JBLittleMaltese Reg'd

Below are some care guidelines for welcoming home your newest family member… Remember going to a new home with new people and new expectations is a stressful event for your puppy. With a little planning you can make this transition easier for both you and your puppy.


Puppy-proofing your home


First Identify hazards which include:

- Poisons (ex. rat/mice blocks, household cleaners & plants)

- Traps (ex. rat/mice)

- Stairs which puppy could fall from

- Water puppy could fall in (ex. pool, hot tub, bucket, etc…)

- Electrical (ex. wires, sockets & cords)

- Small items which could be choked on

- Runners or table cloths


Close doors and place gates to areas which are off limits and prepare a safe place to put your puppy when s/he can’t be monitored - an exercise pen works excellent!


Caring for your puppy


What you will need for your puppy:

- Crate, gates or an exercise pen

- Dishes (stainless steel or glass)

- Bed or blanket

- Collar or harness and leash

- Chew treats (bullysticks or nylabone)

- Toys (dogs see shades of blue, purple and yellow)

- Paper or puppy pads

- Litterbox bin

- Treats for rewards (freeze dried liver is a favourite)

- Brushes (see our grooming page)

- Puppy food (we provide samples of the brand your puppy is eating)

- Nutri-Cal (available in most pet stores (for prevention of hypoglycaemia)

- Canned pumpkin (100% pure not pumpkin pie filling)

- Canned dog food


The above list contains things we encourage for bringing home your new baby.
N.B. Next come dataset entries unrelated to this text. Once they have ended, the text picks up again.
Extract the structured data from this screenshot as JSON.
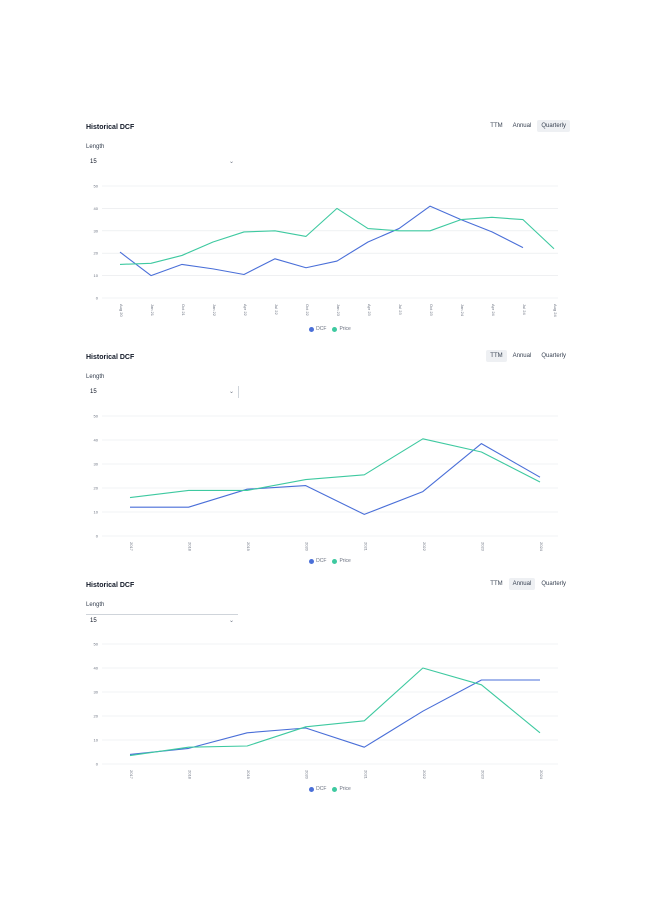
{
  "colors": {
    "blue": "#4a6fd8",
    "green": "#3ec9a0",
    "grid": "#e6e8eb",
    "text": "#6b7280"
  },
  "panels": [
    {
      "title": "Historical DCF",
      "tabs": [
        {
          "label": "TTM",
          "active": false
        },
        {
          "label": "Annual",
          "active": false
        },
        {
          "label": "Quarterly",
          "active": true
        }
      ],
      "length_label": "Length",
      "length_value": "15",
      "legend": [
        {
          "name": "DCF",
          "color": "#4a6fd8"
        },
        {
          "name": "Price",
          "color": "#3ec9a0"
        }
      ]
    },
    {
      "title": "Historical DCF",
      "tabs": [
        {
          "label": "TTM",
          "active": true
        },
        {
          "label": "Annual",
          "active": false
        },
        {
          "label": "Quarterly",
          "active": false
        }
      ],
      "length_label": "Length",
      "length_value": "15",
      "legend": [
        {
          "name": "DCF",
          "color": "#4a6fd8"
        },
        {
          "name": "Price",
          "color": "#3ec9a0"
        }
      ]
    },
    {
      "title": "Historical DCF",
      "tabs": [
        {
          "label": "TTM",
          "active": false
        },
        {
          "label": "Annual",
          "active": true
        },
        {
          "label": "Quarterly",
          "active": false
        }
      ],
      "length_label": "Length",
      "length_value": "15",
      "legend": [
        {
          "name": "DCF",
          "color": "#4a6fd8"
        },
        {
          "name": "Price",
          "color": "#3ec9a0"
        }
      ]
    }
  ],
  "chart_data": [
    {
      "type": "line",
      "ylim": [
        0,
        50
      ],
      "yticks": [
        "0",
        "10",
        "20",
        "30",
        "40",
        "50"
      ],
      "x": [
        "Aug 20",
        "Jan 21",
        "Oct 21",
        "Jan 22",
        "Apr 22",
        "Jul 22",
        "Oct 22",
        "Jan 23",
        "Apr 23",
        "Jul 23",
        "Oct 23",
        "Jan 24",
        "Apr 24",
        "Jul 24",
        "Aug 24"
      ],
      "series": [
        {
          "name": "DCF",
          "color": "#4a6fd8",
          "values": [
            20.5,
            10,
            15,
            13,
            10.5,
            17.5,
            13.5,
            16.5,
            25,
            31,
            41,
            35,
            29.5,
            22.5,
            null
          ]
        },
        {
          "name": "Price",
          "color": "#3ec9a0",
          "values": [
            15,
            15.5,
            19,
            25,
            29.5,
            30,
            27.5,
            40,
            31,
            30,
            30,
            35,
            36,
            35,
            22
          ]
        }
      ],
      "grid": true
    },
    {
      "type": "line",
      "ylim": [
        0,
        50
      ],
      "yticks": [
        "0",
        "10",
        "20",
        "30",
        "40",
        "50"
      ],
      "x": [
        "2017",
        "2018",
        "2019",
        "2020",
        "2021",
        "2022",
        "2023",
        "2024"
      ],
      "series": [
        {
          "name": "DCF",
          "color": "#4a6fd8",
          "values": [
            12,
            12,
            19.5,
            21,
            9,
            18.5,
            38.5,
            24.5
          ]
        },
        {
          "name": "Price",
          "color": "#3ec9a0",
          "values": [
            16,
            19,
            19,
            23.5,
            25.5,
            40.5,
            35,
            22.5
          ]
        }
      ],
      "grid": true
    },
    {
      "type": "line",
      "ylim": [
        0,
        50
      ],
      "yticks": [
        "0",
        "10",
        "20",
        "30",
        "40",
        "50"
      ],
      "x": [
        "2017",
        "2018",
        "2019",
        "2020",
        "2021",
        "2022",
        "2023",
        "2024"
      ],
      "series": [
        {
          "name": "DCF",
          "color": "#4a6fd8",
          "values": [
            4,
            6.5,
            13,
            15,
            7,
            22,
            35,
            35
          ]
        },
        {
          "name": "Price",
          "color": "#3ec9a0",
          "values": [
            3.5,
            7,
            7.5,
            15.5,
            18,
            40,
            33,
            13
          ]
        }
      ],
      "grid": true
    }
  ]
}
We recommend feeding your puppy 1 Tsp. of 100% pure canned pumpkin (not pumpkin pie filling) during the first few days of settling into their new home as this is a natural remedy for stress related loose stools.


You should have a crate for your puppy to travel home in, this way your puppy feels secure and you know they are safe. If possible a second person to hold and monitor your puppy is recommended. (If your puppy has come by air-travel a new crate is provided) If the car ride is more than 1 hour or your puppy has been on a flight - Nutri-Cal should be given to boost blood sugar levels in the prevention of hypoglycaemia associated with stress. If the car ride is lengthy you should have bottled water and a puppy pad available for your puppy.


The occasional stop is recommended to allow your puppy to regain their balance but don’t take them outside, little puppies can get pick-up illness from places other dogs could have been which include gas stations, roadsides, etc...


Our puppies are vaccinated regularly and your new baby may already have had all puppy sets complete, however it is still important that your puppy be protected from other dogs and animals until they are settled in to your home. Maltese are very tiny puppies and can get hurt or sick from exposure to other animals vaccinated or otherwise during stressful events.


Socialization is important for your puppy however wait until they have settled into your home first, if you have other pets it is a good idea to separate them from your puppy until s/he has settled in. Once your puppy is settled in (can take a few days) you can introduce your other pets and eventually begin socialization at training centers and elsewhere.


We strongly encourage puppy training centers! Good trainers and socialization is the key to a well balanced dog.


Training your puppy:

Remember that puppies will need to eliminate after they wake up from a nap and 10 - 15 minutes after eating or drinking (water should be available at all times to your puppy) this means you need to watch them closely to see when they have to go... We start all of our puppies on litterbox training which involves a bin with paper or pads which your puppy can eliminate in - your job is cleaning the box right after your puppy goes potty. Puppies are not like cats, they will not go back into the box if it is not clean. If your puppy needs to go potty (spinning circles or sniffing ground are signs to watch for) direct them to the box, once the puppy goes potty in the box s/he gets lots of praise! Repeat this process until you don't have to direct them to the box and eventually you can start training for outside potty. Small puppies need a leader, you want to be the pack leader of your new puppy and establish this role immediately. Your puppy will be happier for it, when you are the leader a huge burden is lifted from your little puppy.